We found squirrel homes tucked under logs and trees.
And one very fancy squirrel condo with plenty of openings on different levels. It reminded Joan and me of a certain porcupine condominium (aka stump dump) on a property under conservation easement in Lovell.
Speaking of porcupines, I kept commenting that we were in porcupine habitat and hadn’t seen any signs. Until . . . we did. And when we return, we’ll do some backtracking in search of its den or feeding tree(s).
We continued our journey, seeing much the same along the way. At last, we turned right onto a snowmobile trail where we followed turkey tracks out to the road. Our time together had drawn to a close, but we’re excited about the possibilities for the hike on January 27th. Check out both land trusts’ websites soon for more details.

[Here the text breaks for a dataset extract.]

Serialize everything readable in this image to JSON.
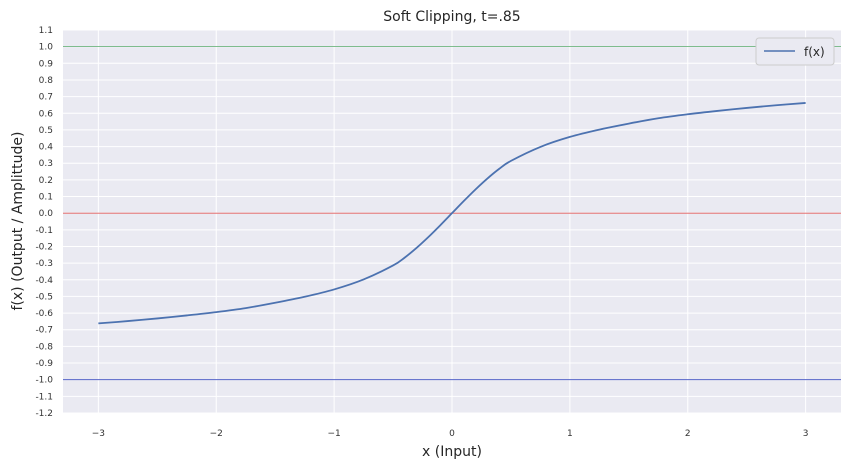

After saying goodbye to Joan and Alice, my outdoor experience continued, this time with an after-school nature program the Greater Lovell Land Trust offers to kids at the New Suncook School. Today, Kathy M. joined me and showed the kids how to create pinecone bird feeders using pinecones, peanut butter and bird seed. Both Meg, the Lovell Recreation Director, and I were excited because our group had swelled to nine. And the next time we meet, we believe we’ll have one more young naturalist join us, bringing our number to its limit.
O. smiled as he showed off the peanut butter he’d slathered onto the cone.
C. looked ready to eat hers, while Kathy patiently helped tied string around D.’s cone.
K. proudly showed off a finished creation.
And then we headed off into the sunset via snowshoes and skis.
And on a trail behind the school playground, fresh deer tracks made us happy. We showed the kids how to look at the heart-shape of the cloven toes and know that the bottom of the heart indicated the direction of travel.
As we tramped along the trail examining tracks, we took time to hang the bird feeders. We’ll be curious to look at them when we meet again in two weeks. Today we wondered about who, besides birds, might visit them. Many bets were on deer and squirrels.
The trail behind the school leads out to the power line and snowmobile trail, where again, we found many deer tracks.
We’d gone a ways when we realized we needed to turn around and head back to school. But first, it was time for a group photo of happy campers.
With smiles from all levels.
Our after school group is called the Trailblazers. And K. took the time to illustrate what we’d done last week. Note the square with the tall person standing up and two smaller people on the ground with their snowshoes in the air. Last week, snowshoeing was a bit of a challenge for them, but this week they embraced the concept.
From beginning to end, my day was bookmarked by land trust trailblazers. How happy am I? Extremely. Perhaps the happiest camper of all.